Google has been a force in online advertising for decades. Its $3.1 billion purchase in 2007 of DoubleClick, a maker of popular ad tools, amplified the reach of its already powerful digital advertising machine. DoubleClick gave Google a crucial role on the rest of the internet, providing a marketplace for publishers and letting Google host more ads on sites across the web.

At the time, Google had $16.6 billion in annual revenue, primarily from its search engine business. By 2021, the company’s advertising technology division generated $31.7 billion in revenue, making it the second-largest business unit after the flagship search engine. Through the first three quarters of 2022, the unit posted $24.3 billion in sales.

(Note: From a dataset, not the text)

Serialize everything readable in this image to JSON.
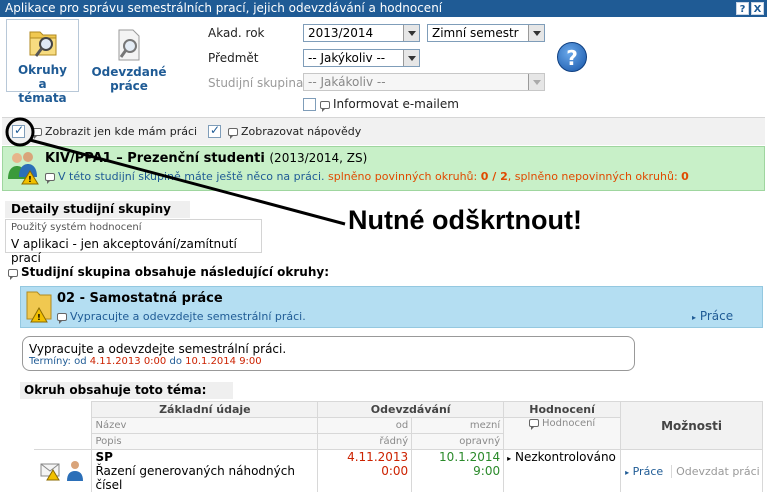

Google has long faced accusations from online publishers that its control over the digital ads ecosystem unfairly sapped profits from the sites where the ads are displayed.

One group representing publishers, including The New York Times Company, has pushed Congress to allow the sites to negotiate the terms of ad deals collectively with Google and other online platforms. Normally, that kind of coordination would be illegal under antitrust laws. The publishers’ efforts have been unsuccessful so far.

On Friday, Google announced that it would lay off 12,000 employees, or 6 percent of its work force, in response to a slowdown in the digital advertising market. The company said the cuts would allow it to prioritize projects involving artificial intelligence, an area that has picked up steam in Silicon Valley in recent months.